Randall L. Duncan
The development of skeletal architecture and the maintenance of bone mass is dependent on the mechanical stresses and strains encountered throughout our lifetime. Removal of these physical forces during paralysis, microgravity encountered in spaceflight, and even extended bed rest, results in a rapid loss of bone with up to 2% of total body calcium lost per month. Conversely, increased activity and exercise has been shown to reduce the rate of bone loss in osteoporotic patients and application of exogenous mechanical loads can result in increased bone formation in a modeling skeleton. The focus of the research in my lab is to understand how mechanical signals are perceived by bone cells and converted into biochemical responses within the cell to promote bone formation.

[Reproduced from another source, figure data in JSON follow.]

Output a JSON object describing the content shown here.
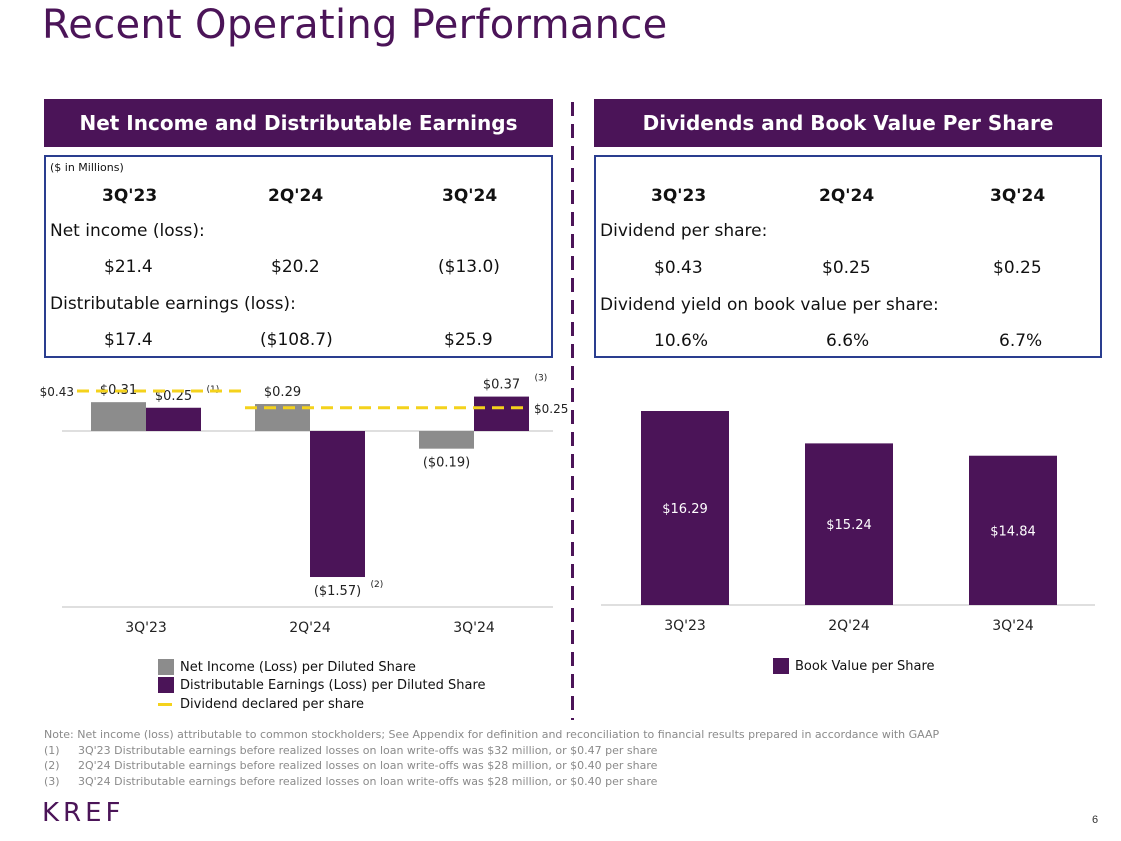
{
  "title": "Recent Operating Performance",
  "left_panel": {
    "header": "Net Income and Distributable Earnings",
    "units": "($ in Millions)",
    "columns": [
      "3Q'23",
      "2Q'24",
      "3Q'24"
    ],
    "row1_label": "Net income (loss):",
    "row1_values": [
      "$21.4",
      "$20.2",
      "($13.0)"
    ],
    "row2_label": "Distributable earnings (loss):",
    "row2_values": [
      "$17.4",
      "($108.7)",
      "$25.9"
    ]
  },
  "right_panel": {
    "header": "Dividends and Book Value Per Share",
    "columns": [
      "3Q'23",
      "2Q'24",
      "3Q'24"
    ],
    "row1_label": "Dividend per share:",
    "row1_values": [
      "$0.43",
      "$0.25",
      "$0.25"
    ],
    "row2_label": "Dividend yield on book value per share:",
    "row2_values": [
      "10.6%",
      "6.6%",
      "6.7%"
    ]
  },
  "chart_data": [
    {
      "type": "bar",
      "categories": [
        "3Q'23",
        "2Q'24",
        "3Q'24"
      ],
      "series": [
        {
          "name": "Net Income (Loss) per Diluted Share",
          "color": "#8c8c8c",
          "values": [
            0.31,
            0.29,
            -0.19
          ],
          "labels": [
            "$0.31",
            "$0.29",
            "($0.19)"
          ],
          "footnotes": [
            "",
            "",
            ""
          ]
        },
        {
          "name": "Distributable Earnings (Loss) per Diluted Share",
          "color": "#4b1458",
          "values": [
            0.25,
            -1.57,
            0.37
          ],
          "labels": [
            "$0.25",
            "($1.57)",
            "$0.37"
          ],
          "footnotes": [
            "(1)",
            "(2)",
            "(3)"
          ]
        }
      ],
      "dividend_line": {
        "name": "Dividend declared per share",
        "color": "#f4d21c",
        "values": [
          0.43,
          0.25
        ],
        "labels": [
          "$0.43",
          "$0.25"
        ]
      },
      "ylim": [
        -1.8,
        0.55
      ]
    },
    {
      "type": "bar",
      "categories": [
        "3Q'23",
        "2Q'24",
        "3Q'24"
      ],
      "series": [
        {
          "name": "Book Value per Share",
          "color": "#4b1458",
          "values": [
            16.29,
            15.24,
            14.84
          ],
          "labels": [
            "$16.29",
            "$15.24",
            "$14.84"
          ]
        }
      ],
      "ylim": [
        10,
        16.9
      ]
    }
  ],
  "notes": {
    "main": "Note: Net income (loss) attributable to common stockholders; See Appendix for definition and reconciliation to financial results prepared in accordance with GAAP",
    "items": [
      {
        "num": "(1)",
        "text": "3Q'23 Distributable earnings before realized losses on loan write-offs was $32 million, or $0.47 per share"
      },
      {
        "num": "(2)",
        "text": "2Q'24 Distributable earnings before realized losses on loan write-offs was $28 million, or $0.40 per share"
      },
      {
        "num": "(3)",
        "text": "3Q'24 Distributable earnings before realized losses on loan write-offs was $28 million, or $0.40 per share"
      }
    ]
  },
  "logo": "KREF",
  "page_number": "6"
}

One of the earliest responses of the osteoblast, or bone-forming cell, to a mechanical stimulus is an increase in intracellular calcium that occurs within seconds of stimulation. The primary focus of the research in my lab is to define the role of ion channels in this mechanically-induced increase in intracellular calcium and how the changes in channel activity influence the function of the cell. We also seek to determine how the cell can control the kinetics of these channels. Finally, we are using genetic manipulation to determine how mutation, overexpression and knockout of various components of the proposed mechanotransduction pathway alter the response of the skeleton to mechanical loading.